Il numero di donne che votano sta aumentando in tutto il paese

MUMBAI / CHENNAI: Per un paese che soffre di disuguaglianza estrema tra i sessi e bassissimi percentuali di alfabetizzazione femminile, le elezioni generali del 2019 pre-annunceranno un livello di parità di genere che dà alle donne votanti una voce in più. Gli ultimi dati di iscrizione di due grandi stati – Maharashtra e Tamil Nadu – mostrano che il divario tra la base di elettori maschile e femminile si è ristretto notevolmente in uno stato, mentre nell’altro il numero di elettori donne ha superato quello degli uomini registrati.

L’aumento delle iscrizioni di elettori donne in entrambi gli stati è in linea con la più ampia tendenza nazionale di migliori rapporti tra i votanti (numero di votanti donne per 1.000 votanti maschili). Nei sondaggi del 2014, Kerala, Arunachal Pradesh, Manipur, Meghalaya, Mizoram e Puducherry avevano già più donne rispetto agli uomini.

Il Tamil Nadu è ora entrato nel club: dei suoi 591 crore votanti, come per gli ultimi rotoli rivisti rilasciati giovedì, 2.98 crore sono donne e 2.92 crore sono uomini. Il numero di elettori donne nello stato è aumentato dell’11% contro un aumento dell’8,5% per gli uomini negli ultimi cinque anni.

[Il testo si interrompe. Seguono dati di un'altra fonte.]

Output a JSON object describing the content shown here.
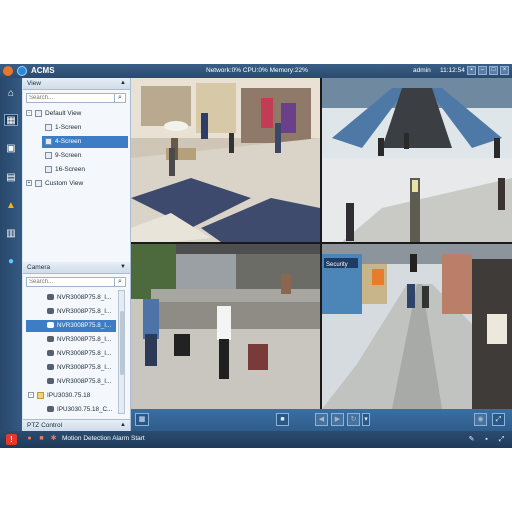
{
  "app": {
    "name": "ACMS",
    "status_text": "Network:0%  CPU:0%  Memory:22%",
    "user": "admin",
    "time": "11:12:54"
  },
  "view_panel": {
    "title": "View",
    "search_placeholder": "Search...",
    "items": [
      {
        "label": "Default View",
        "type": "group"
      },
      {
        "label": "1-Screen",
        "type": "layout"
      },
      {
        "label": "4-Screen",
        "type": "layout",
        "selected": true
      },
      {
        "label": "9-Screen",
        "type": "layout"
      },
      {
        "label": "16-Screen",
        "type": "layout"
      },
      {
        "label": "Custom View",
        "type": "group"
      }
    ]
  },
  "camera_panel": {
    "title": "Camera",
    "search_placeholder": "Search...",
    "cameras": [
      {
        "label": "NVR3008P75.8_I..."
      },
      {
        "label": "NVR3008P75.8_I..."
      },
      {
        "label": "NVR3008P75.8_I...",
        "selected": true
      },
      {
        "label": "NVR3008P75.8_I..."
      },
      {
        "label": "NVR3008P75.8_I..."
      },
      {
        "label": "NVR3008P75.8_I..."
      },
      {
        "label": "NVR3008P75.8_I..."
      }
    ],
    "device": "IPU3030.75.18",
    "device_camera": "IPU3030.75.18_C..."
  },
  "ptz_panel": {
    "title": "PTZ Control"
  },
  "video_tiles": [
    {
      "scene": "shopping-mall-interior"
    },
    {
      "scene": "airport-escalators"
    },
    {
      "scene": "airport-travelers-luggage"
    },
    {
      "scene": "airport-security-corridor",
      "sign": "Security"
    }
  ],
  "status_bar": {
    "message": "Motion Detection Alarm Start"
  },
  "colors": {
    "title_bar": "#2f5278",
    "selection": "#3d7dc6",
    "alarm": "#e23b2d",
    "toolbar": "#336699"
  }
}
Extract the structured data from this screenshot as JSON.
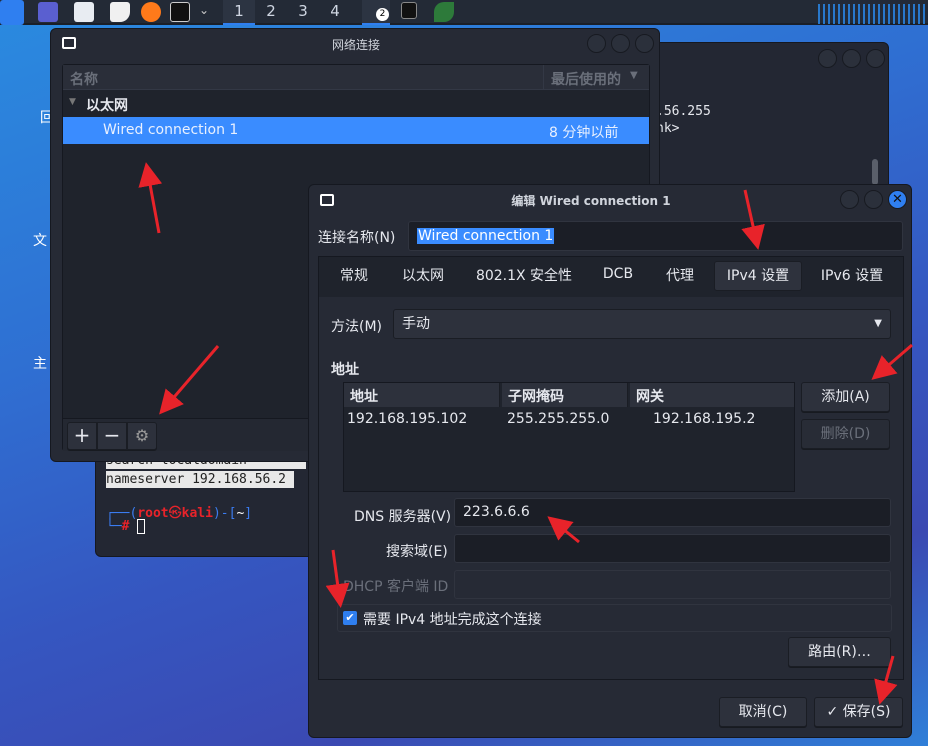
{
  "taskbar": {
    "workspaces": [
      "1",
      "2",
      "3",
      "4"
    ],
    "active_workspace": "1",
    "window_badge": "2"
  },
  "desktop": {
    "icons": [
      "回",
      "文",
      "主"
    ]
  },
  "terminal": {
    "lines_right": [
      ".56.255",
      "nk>"
    ],
    "line_search": "search localdomain",
    "line_nameserver": "nameserver 192.168.56.2",
    "prompt_user": "root",
    "prompt_at": "㉿",
    "prompt_host": "kali",
    "prompt_dir": "~",
    "prompt_hash": "#"
  },
  "netwin": {
    "title": "网络连接",
    "col_name": "名称",
    "col_last_used": "最后使用的",
    "group": "以太网",
    "connections": [
      {
        "name": "Wired connection 1",
        "last_used": "8 分钟以前"
      }
    ]
  },
  "editor": {
    "title": "编辑 Wired connection 1",
    "conn_name_label": "连接名称(N)",
    "conn_name_value": "Wired connection 1",
    "tabs": [
      "常规",
      "以太网",
      "802.1X 安全性",
      "DCB",
      "代理",
      "IPv4 设置",
      "IPv6 设置"
    ],
    "active_tab": "IPv4 设置",
    "method_label": "方法(M)",
    "method_value": "手动",
    "address_section": "地址",
    "address_columns": [
      "地址",
      "子网掩码",
      "网关"
    ],
    "addresses": [
      {
        "address": "192.168.195.102",
        "netmask": "255.255.255.0",
        "gateway": "192.168.195.2"
      }
    ],
    "add_button": "添加(A)",
    "delete_button": "删除(D)",
    "dns_label": "DNS 服务器(V)",
    "dns_value": "223.6.6.6",
    "search_label": "搜索域(E)",
    "search_value": "",
    "dhcp_label": "DHCP 客户端 ID",
    "dhcp_value": "",
    "require_ipv4_label": "需要 IPv4 地址完成这个连接",
    "require_ipv4_checked": true,
    "routes_button": "路由(R)…",
    "cancel_button": "取消(C)",
    "save_button": "保存(S)"
  },
  "colors": {
    "accent": "#3a8cff",
    "annotation": "#e8232a",
    "window_bg": "#262a35"
  }
}
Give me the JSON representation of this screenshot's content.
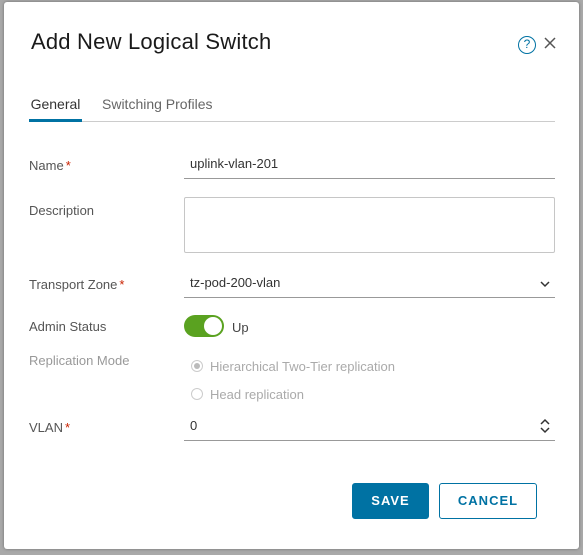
{
  "dialog": {
    "title": "Add New Logical Switch",
    "help_icon": "help-circle-icon",
    "close_icon": "close-icon"
  },
  "tabs": [
    {
      "label": "General",
      "active": true
    },
    {
      "label": "Switching Profiles",
      "active": false
    }
  ],
  "form": {
    "name": {
      "label": "Name",
      "required": "*",
      "value": "uplink-vlan-201"
    },
    "description": {
      "label": "Description",
      "value": ""
    },
    "transport_zone": {
      "label": "Transport Zone",
      "required": "*",
      "value": "tz-pod-200-vlan"
    },
    "admin_status": {
      "label": "Admin Status",
      "value": "Up",
      "enabled": true
    },
    "replication_mode": {
      "label": "Replication Mode",
      "options": [
        {
          "label": "Hierarchical Two-Tier replication",
          "checked": true
        },
        {
          "label": "Head replication",
          "checked": false
        }
      ]
    },
    "vlan": {
      "label": "VLAN",
      "required": "*",
      "value": "0"
    }
  },
  "buttons": {
    "save": "SAVE",
    "cancel": "CANCEL"
  },
  "colors": {
    "accent": "#0072a3",
    "toggle_on": "#5aa220",
    "required": "#c92100"
  }
}
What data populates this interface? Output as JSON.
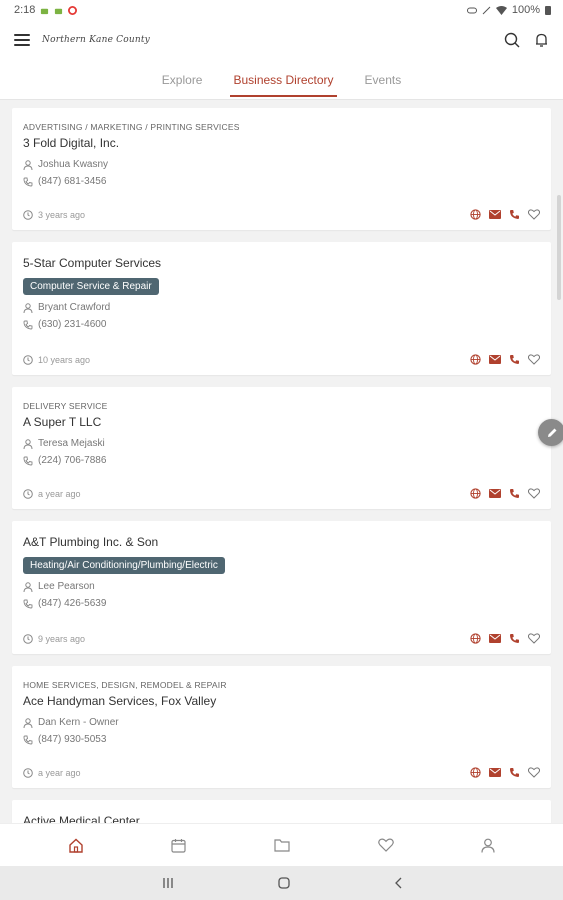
{
  "status_bar": {
    "time": "2:18",
    "battery": "100%"
  },
  "app": {
    "title": "Northern Kane County"
  },
  "tabs": [
    {
      "label": "Explore"
    },
    {
      "label": "Business Directory"
    },
    {
      "label": "Events"
    }
  ],
  "listings": [
    {
      "category": "ADVERTISING / MARKETING / PRINTING SERVICES",
      "name": "3 Fold Digital, Inc.",
      "badge": "",
      "contact": "Joshua Kwasny",
      "phone": "(847) 681-3456",
      "updated": "3 years ago"
    },
    {
      "category": "",
      "name": "5-Star Computer Services",
      "badge": "Computer Service & Repair",
      "contact": "Bryant Crawford",
      "phone": "(630) 231-4600",
      "updated": "10 years ago"
    },
    {
      "category": "DELIVERY SERVICE",
      "name": "A Super T LLC",
      "badge": "",
      "contact": "Teresa Mejaski",
      "phone": "(224) 706-7886",
      "updated": "a year ago"
    },
    {
      "category": "",
      "name": "A&T Plumbing Inc. & Son",
      "badge": "Heating/Air Conditioning/Plumbing/Electric",
      "contact": "Lee Pearson",
      "phone": "(847) 426-5639",
      "updated": "9 years ago"
    },
    {
      "category": "HOME SERVICES, DESIGN, REMODEL & REPAIR",
      "name": "Ace Handyman Services, Fox Valley",
      "badge": "",
      "contact": "Dan Kern - Owner",
      "phone": "(847) 930-5053",
      "updated": "a year ago"
    },
    {
      "category": "",
      "name": "Active Medical Center",
      "badge": "",
      "contact": "",
      "phone": "",
      "updated": ""
    }
  ],
  "colors": {
    "accent": "#b0412e",
    "badge_bg": "#4f6671"
  },
  "icons": {
    "card_actions": [
      "globe-icon",
      "email-icon",
      "phone-icon",
      "heart-icon"
    ],
    "bottom_nav": [
      "home-icon",
      "calendar-icon",
      "folder-icon",
      "heart-icon",
      "profile-icon"
    ]
  }
}
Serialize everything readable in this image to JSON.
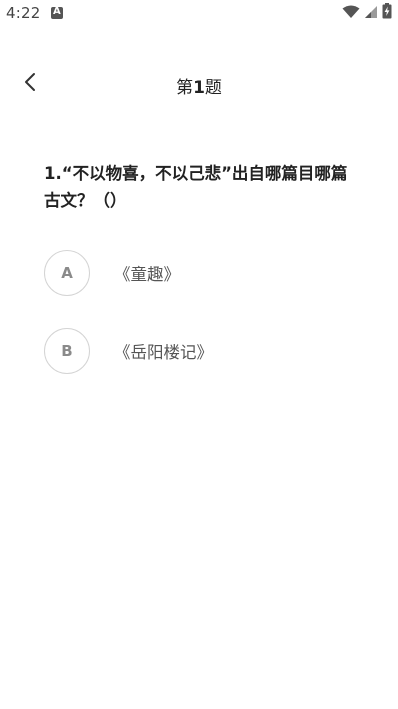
{
  "status_bar": {
    "time": "4:22",
    "icons": [
      "notification-a-icon",
      "wifi-icon",
      "signal-icon",
      "battery-charging-icon"
    ]
  },
  "header": {
    "title_prefix": "第",
    "title_number": "1",
    "title_suffix": "题",
    "back_icon": "chevron-left-icon"
  },
  "question": {
    "text": "1.“不以物喜，不以己悲”出自哪篇目哪篇古文？（）"
  },
  "options": [
    {
      "letter": "A",
      "text": "《童趣》"
    },
    {
      "letter": "B",
      "text": "《岳阳楼记》"
    }
  ],
  "colors": {
    "background": "#ffffff",
    "text_primary": "#222222",
    "option_text": "#555555",
    "option_border": "#d4d4d4",
    "option_letter": "#8a8a8a"
  }
}
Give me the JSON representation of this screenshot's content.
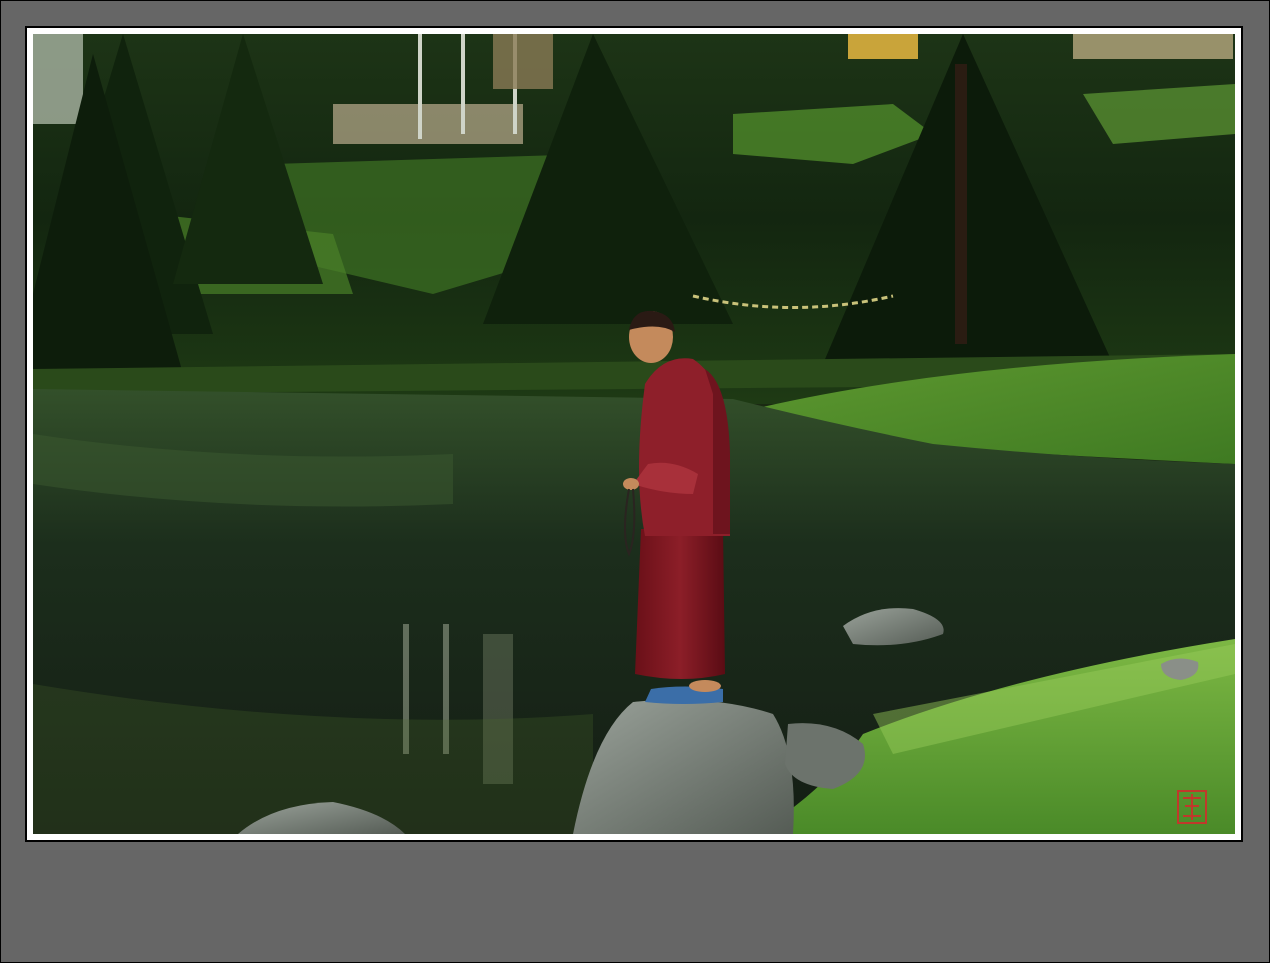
{
  "frame": {
    "background_color": "#666666",
    "mat_color": "#ffffff"
  },
  "photo": {
    "colors": {
      "forest_dark": "#0f1e0c",
      "forest_mid": "#22401a",
      "grass_bright": "#6fa83a",
      "water_dark": "#17241a",
      "water_reflect": "#3c5a30",
      "robe": "#7a1a22",
      "robe_light": "#a8303a",
      "rock": "#7a8078"
    },
    "seal": {
      "color": "#c0392b"
    }
  }
}
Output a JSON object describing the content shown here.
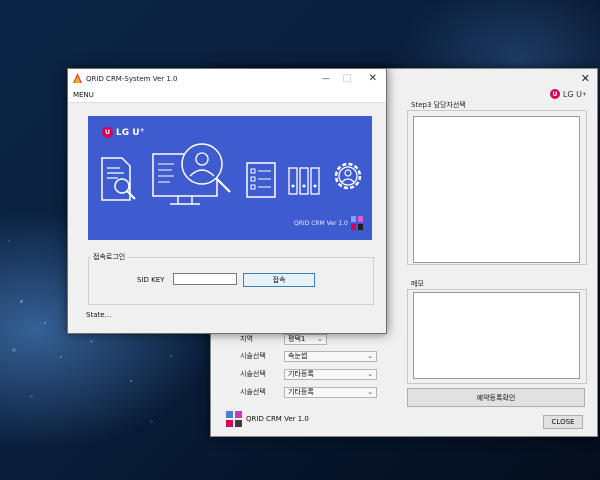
{
  "front_window": {
    "title": "QRID CRM-System Ver 1.0",
    "minimize": "—",
    "maximize": "□",
    "close": "✕",
    "menu": "MENU",
    "banner": {
      "logo_text": "LG U",
      "logo_plus": "+",
      "version_text": "QRID CRM Ver 1.0"
    },
    "login_group": {
      "title": "접속로그인",
      "sid_label": "SID KEY",
      "sid_value": "",
      "connect_button": "접속"
    },
    "status": "State..."
  },
  "back_window": {
    "close": "✕",
    "logo_text": "LG U",
    "logo_plus": "+",
    "step3_label": "Step3 담당자선택",
    "memo_label": "메모",
    "reserve_button": "예약등록확인",
    "close_button": "CLOSE",
    "footer_text": "QRID CRM Ver 1.0",
    "rows": [
      {
        "label": "지역",
        "value": "평택1"
      },
      {
        "label": "시술선택",
        "value": "속눈썹"
      },
      {
        "label": "시술선택",
        "value": "기타등록"
      },
      {
        "label": "시술선택",
        "value": "기타등록"
      }
    ]
  },
  "colors": {
    "banner_blue": "#3e5bd0",
    "brand_magenta": "#d6005a"
  }
}
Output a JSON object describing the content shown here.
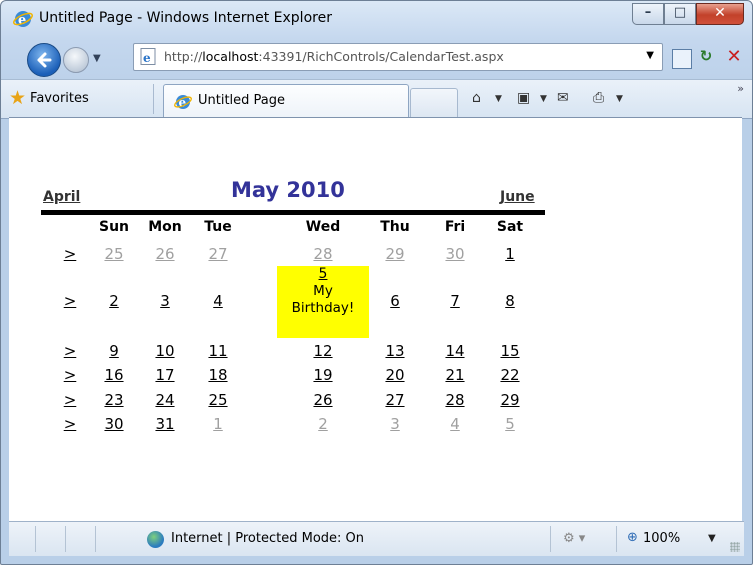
{
  "window": {
    "title": "Untitled Page - Windows Internet Explorer",
    "buttons": {
      "minimize": "–",
      "maximize": "□",
      "close": "✕"
    }
  },
  "navigation": {
    "address": "http://localhost:43391/RichControls/CalendarTest.aspx",
    "address_host": "localhost",
    "address_prefix": "http://",
    "address_suffix": ":43391/RichControls/CalendarTest.aspx"
  },
  "favorites_bar": {
    "favorites_label": "Favorites",
    "tab_label": "Untitled Page"
  },
  "calendar": {
    "prev_month": "April",
    "next_month": "June",
    "title": "May 2010",
    "day_names": [
      "Sun",
      "Mon",
      "Tue",
      "Wed",
      "Thu",
      "Fri",
      "Sat"
    ],
    "week_selector": ">",
    "weeks": [
      [
        "25",
        "26",
        "27",
        "28",
        "29",
        "30",
        "1"
      ],
      [
        "2",
        "3",
        "4",
        "5",
        "6",
        "7",
        "8"
      ],
      [
        "9",
        "10",
        "11",
        "12",
        "13",
        "14",
        "15"
      ],
      [
        "16",
        "17",
        "18",
        "19",
        "20",
        "21",
        "22"
      ],
      [
        "23",
        "24",
        "25",
        "26",
        "27",
        "28",
        "29"
      ],
      [
        "30",
        "31",
        "1",
        "2",
        "3",
        "4",
        "5"
      ]
    ],
    "special_day": {
      "day": "5",
      "text_line1": "My",
      "text_line2": "Birthday!"
    }
  },
  "status_bar": {
    "zone_text": "Internet | Protected Mode: On",
    "zoom": "100%"
  },
  "colors": {
    "calendar_title": "#333399",
    "highlight": "#ffff00",
    "other_month": "#a0a0a0"
  }
}
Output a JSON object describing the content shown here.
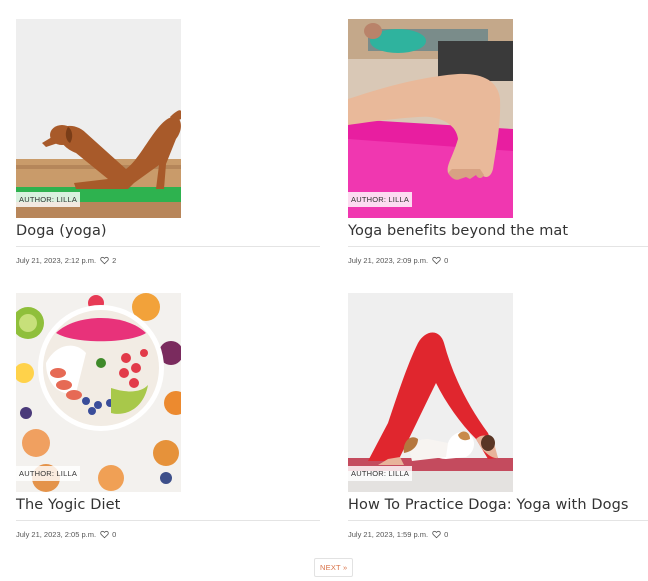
{
  "posts": [
    {
      "title": "Doga (yoga)",
      "author": "AUTHOR: LILLA",
      "date": "July 21, 2023, 2:12 p.m.",
      "likes": "2"
    },
    {
      "title": "Yoga benefits beyond the mat",
      "author": "AUTHOR: LILLA",
      "date": "July 21, 2023, 2:09 p.m.",
      "likes": "0"
    },
    {
      "title": "The Yogic Diet",
      "author": "AUTHOR: LILLA",
      "date": "July 21, 2023, 2:05 p.m.",
      "likes": "0"
    },
    {
      "title": "How To Practice Doga: Yoga with Dogs",
      "author": "AUTHOR: LILLA",
      "date": "July 21, 2023, 1:59 p.m.",
      "likes": "0"
    }
  ],
  "icons": {
    "like": "heart-icon"
  },
  "colors": {
    "accent": "#d9744a",
    "text": "#333333",
    "rule": "#e4e4e4"
  },
  "pagination": {
    "next_label": "NEXT »"
  }
}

Gli elettori delle donne nel Maharashtra sono aumentati di 13 lakh

Il Maharashtra, dove il rapporto tra gli elettori era tradizionalmente distorto verso gli uomini, ha mostrato un aumento delle donne elettori di 13 lakh nell’ultimo ciclo di iscrizioni. Come per gli ultimi tiri, nel Maharashtra ci sono un totale di 8,73 elettori del crore, di cui 4,57 crore sono maschi e 4,116 crore sono femmine. Il rapporto tra elettori quest’anno è quindi 911 contro 905 nel 2014.

“Il rapporto tra elettori prima del 2014 era 875 o 880. Fu allora che intraprendemmo un viaggio speciale per iscrivere più donne ad aumentare la loro rappresentanza”, ha detto un alto funzionario del Maharashtra. L’iniziativa negli Stati Uniti ha comportato verifiche porta a porta, programmi di contatto con istituzioni educative e attività di sensibilizzazione attraverso le donne di gruppi di autoaiuto e reti come quelle stabilite da regimi di welfare come gli aanganwadis.

Negli ultimi dieci anni, c’è stata una crescente enfasi a livello nazionale per aumentare la partecipazione elettorale delle donne in tutti gli stati. Il tasso di all-sex ratio degli elettori in tutta l’India aveva, da 715 elettori femminili per ogni 1000 elettori maschili negli anni ’60, migliorato a 883 elettori femminili negli anni 2000. Erano 940 nel 2011, i più alti dal 1971.

Entro il 2014, tutti gli stati meridionali avevano la parità degli elettori o la parità tra le donne e le loro controparti maschili. Il Kerala, ovviamente, aveva più elettori femminili – un riflesso del suo rapporto sessuale – mentre TN, Andhra Pradesh e Karnataka avevano quasi lo stesso numero di elettori di entrambi i sessi.

L’aumento della partecipazione delle donne – che hanno compensato il 47-48% dell’elettorato nelle elezioni di Lok Sabha risalenti al 1971 – e il miglioramento dei rapporti sessuali tra gli elettori indicano anche il successo della Commissione elettorale per contrastare l’impatto della migrazione sulle liste elettorali. Come evidenziato da TOI attraverso la sua campagna Lost Votes, una grossa parte del potenziale elettorato non è in grado di esercitare il proprio franchise a causa di cambiamenti nell’indirizzo. Nel caso delle donne, questo è un fattore cruciale in quanto molti spostano casa dopo il matrimonio.